I teach a B’nei Mitzvah Family Class.  In anticipation of their special day, every Bar or Bat Mitzvah student and his or her parents are required to attend this 8 session course.  While most groups going through this class are a mix of those who are  synagogue regulars and those who are not, the majority generally are not.  You do not see them at services.  You do not see them in adult education classes.  If you see them at all, it is more likely at social functions.  During these classes, we explore the meanings behind Bar & Bat Mitzvah and related topics such as “What is a mitzvah?” and “What are meanings of the rituals found in the Bar/Bat Mitzvah service?”  Invariably, most of these people find themselves deeply engaged in these sessions.  For these brief moments they come to see their Judaism in ways they have not seen it before, and they find it very meaningful.  The challenge facing our synagogues is how do we build upon this?  How do we engage such people in further Jewish study when there is no gun being held to their head – “Take this class if you want your child to have a Bar or Bat Mitzvah service”?  How do we engage others in such meaningful study?
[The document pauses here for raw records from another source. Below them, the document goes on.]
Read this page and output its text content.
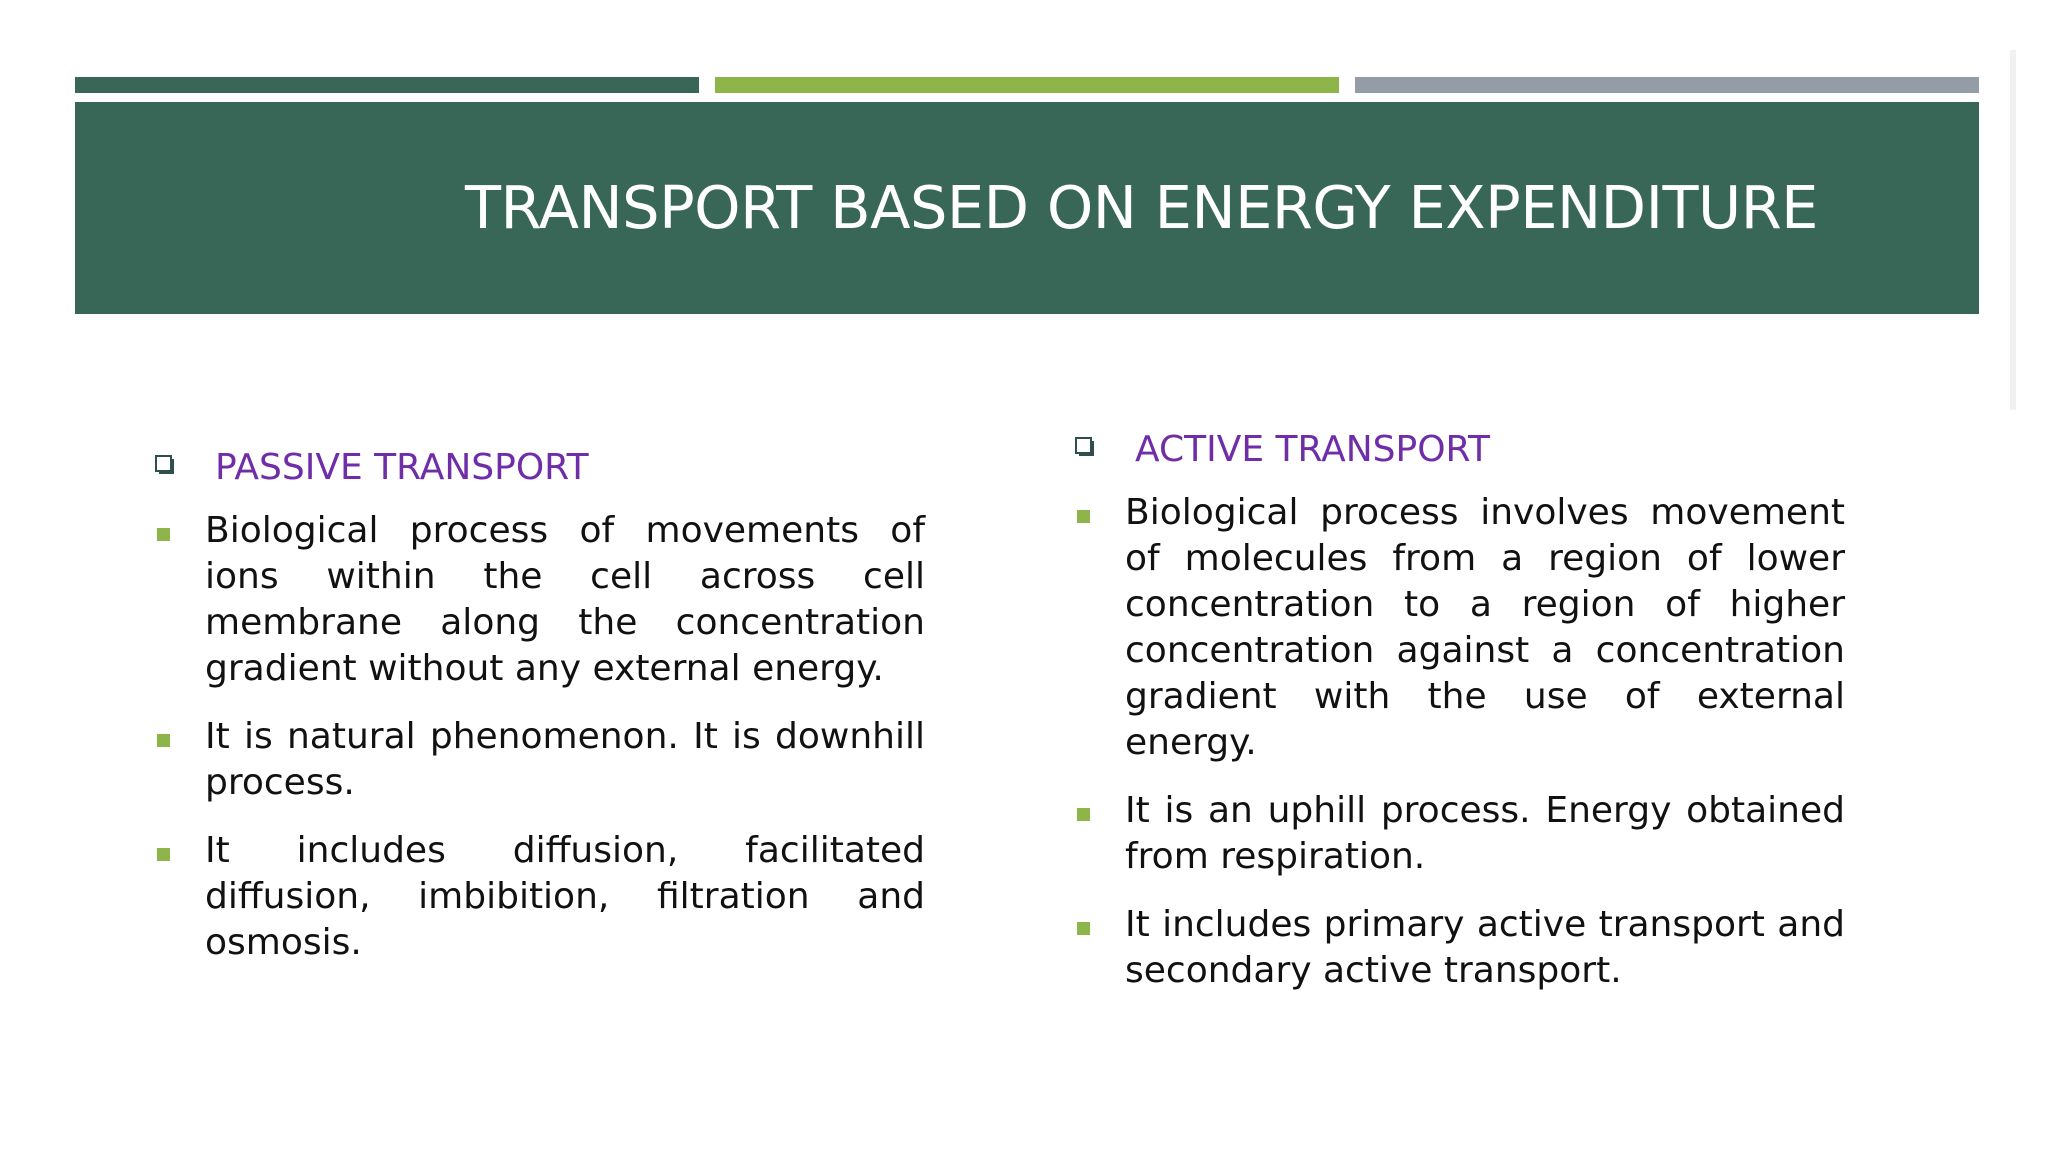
TRANSPORT BASED ON ENERGY EXPENDITURE
PASSIVE TRANSPORT
Biological process of movements of ions within the cell across cell membrane along the concentration gradient without any external energy.
It is natural phenomenon. It is downhill process.
It includes diffusion, facilitated diffusion, imbibition, filtration and osmosis.
ACTIVE TRANSPORT
Biological process involves movement of molecules from a region of lower concentration to a region of higher concentration against a concentration gradient with the use of external energy.
It is an uphill process. Energy obtained from respiration.
It includes primary active transport and secondary active transport.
This is where we need to turn to our synagogue “regulars.”  We do not need to sell them on the power of Jewish worship or on the power of Jewish study.  That truly is preaching to the choir.  For they have already discovered these things.  They come to Shabbat, not because of any requirement but rather because it fulfills them in very special ways.  They attend adult education classes, not because of any requirement, but because the knowledge and the insights they receive from those classes enriches their lives.  They fully know from whence I am speaking.  They know that it is the power of Jewish worship and study which fuels their sense of engagement in this Jewish community.  Indeed, it fuels their sense of engagement in the greater human community.
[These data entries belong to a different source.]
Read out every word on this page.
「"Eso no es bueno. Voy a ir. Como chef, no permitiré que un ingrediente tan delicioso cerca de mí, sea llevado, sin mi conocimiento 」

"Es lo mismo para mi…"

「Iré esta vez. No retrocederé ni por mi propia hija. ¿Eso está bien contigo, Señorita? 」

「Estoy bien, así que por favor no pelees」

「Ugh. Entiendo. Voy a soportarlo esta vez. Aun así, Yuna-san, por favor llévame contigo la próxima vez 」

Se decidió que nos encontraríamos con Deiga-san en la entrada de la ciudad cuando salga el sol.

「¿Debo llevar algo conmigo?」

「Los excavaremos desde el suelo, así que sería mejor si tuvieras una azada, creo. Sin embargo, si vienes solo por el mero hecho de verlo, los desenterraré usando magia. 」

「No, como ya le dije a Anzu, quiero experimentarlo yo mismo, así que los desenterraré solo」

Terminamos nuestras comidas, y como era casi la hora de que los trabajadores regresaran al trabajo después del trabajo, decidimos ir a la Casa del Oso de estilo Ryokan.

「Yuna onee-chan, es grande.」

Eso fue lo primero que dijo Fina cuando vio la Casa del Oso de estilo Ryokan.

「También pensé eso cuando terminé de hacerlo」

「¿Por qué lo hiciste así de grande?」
That makes them our best representatives to the the Jewish people at large.  Rabbis such as myself could deliver this message to our fellow Jews who do not seem to know what these people know – We could deliver it day after day; we could deliver it standing on our heads – and most would react by thinking, “The rabbi is just blowing smoke.  What do you expect a rabbi to say?”  But if they could hear it from their fellow Jews; if these inspired Jews were the ones who went to their fellow Jews and said to them, “Come join me at Shabbat services.  Come with me to this class or that class” and these inspired Jews told them why they find Shabbat services so meaningful; what it is they find so compelling about Jewish learning, then perhaps – just perhaps – what these inspired Jews have to say about these passions of theirs will start to ignite similar passions in their apathetic fellow Jews.
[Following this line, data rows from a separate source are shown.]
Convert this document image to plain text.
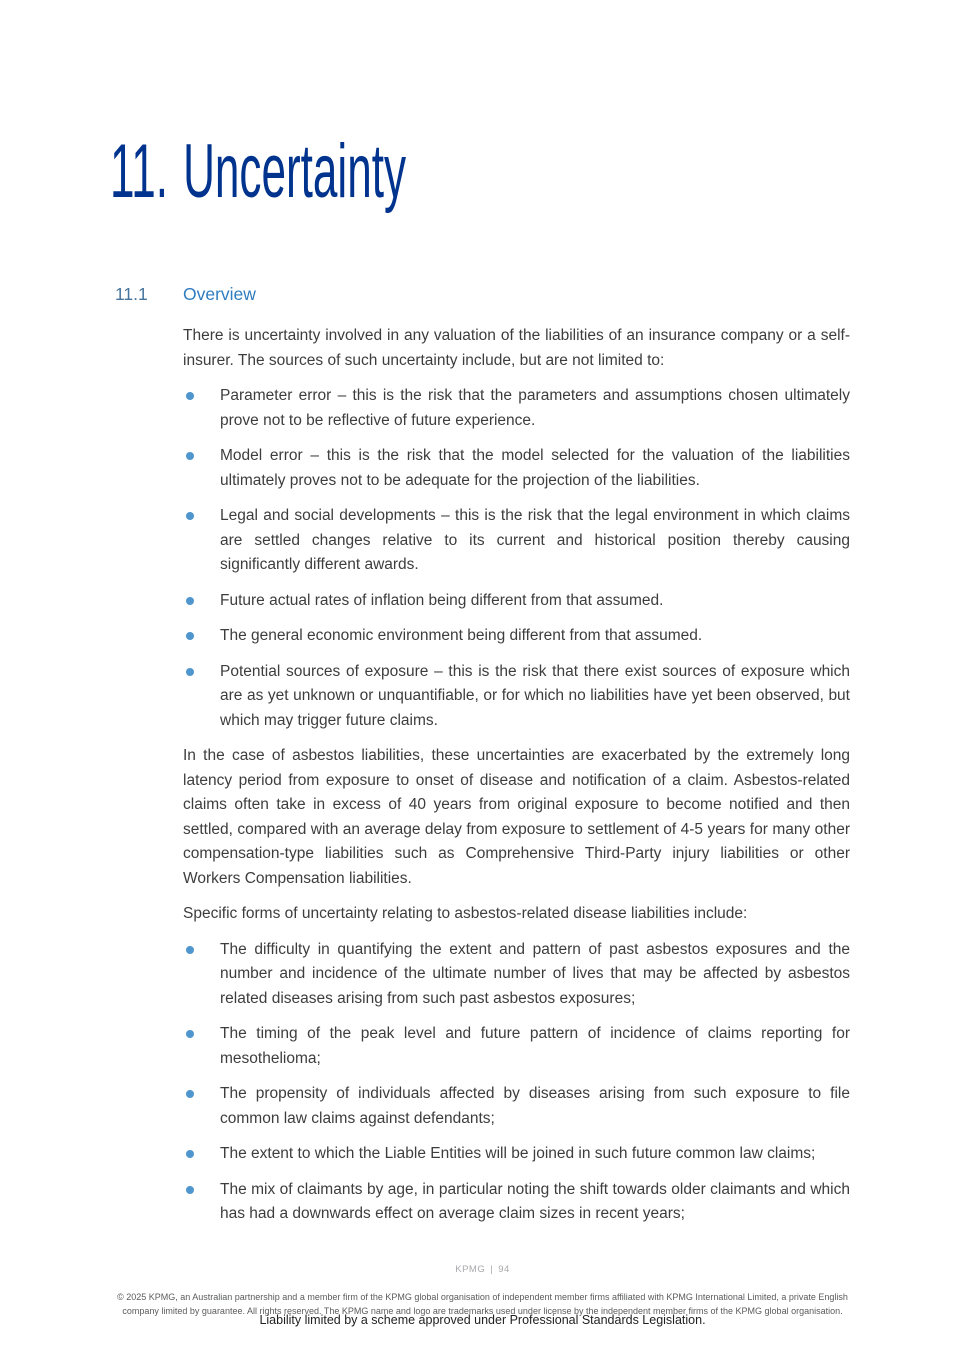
11. Uncertainty
11.1 Overview

There is uncertainty involved in any valuation of the liabilities of an insurance company or a self-insurer. The sources of such uncertainty include, but are not limited to:

Parameter error – this is the risk that the parameters and assumptions chosen ultimately prove not to be reflective of future experience.
Model error – this is the risk that the model selected for the valuation of the liabilities ultimately proves not to be adequate for the projection of the liabilities.
Legal and social developments – this is the risk that the legal environment in which claims are settled changes relative to its current and historical position thereby causing significantly different awards.
Future actual rates of inflation being different from that assumed.
The general economic environment being different from that assumed.
Potential sources of exposure – this is the risk that there exist sources of exposure which are as yet unknown or unquantifiable, or for which no liabilities have yet been observed, but which may trigger future claims.

In the case of asbestos liabilities, these uncertainties are exacerbated by the extremely long latency period from exposure to onset of disease and notification of a claim. Asbestos-related claims often take in excess of 40 years from original exposure to become notified and then settled, compared with an average delay from exposure to settlement of 4-5 years for many other compensation-type liabilities such as Comprehensive Third-Party injury liabilities or other Workers Compensation liabilities.

Specific forms of uncertainty relating to asbestos-related disease liabilities include:

The difficulty in quantifying the extent and pattern of past asbestos exposures and the number and incidence of the ultimate number of lives that may be affected by asbestos related diseases arising from such past asbestos exposures;
The timing of the peak level and future pattern of incidence of claims reporting for mesothelioma;
The propensity of individuals affected by diseases arising from such exposure to file common law claims against defendants;
The extent to which the Liable Entities will be joined in such future common law claims;
The mix of claimants by age, in particular noting the shift towards older claimants and which has had a downwards effect on average claim sizes in recent years;
KPMG | 94
© 2025 KPMG, an Australian partnership and a member firm of the KPMG global organisation of independent member firms affiliated with KPMG International Limited, a private English
company limited by guarantee. All rights reserved. The KPMG name and logo are trademarks used under license by the independent member firms of the KPMG global organisation.
Liability limited by a scheme approved under Professional Standards Legislation.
The American Jewish community needs some serious evangelism of its Jews to Judaism.  While we rabbis and cantors can offer to this efforts our knowledge and our expertise, there are no greater evangelicals – no people better suited for this task – than inspired lay people; Jews who love Shabbat; Jews who are thrilled by Jewish study; Jews who revel in their life in the Jewish community.  Jews who understand that their involvement in such Jewish activities does contribute significantly to making them both better Jews and better human beings.  This is their time.  They are the key to the Jewish future.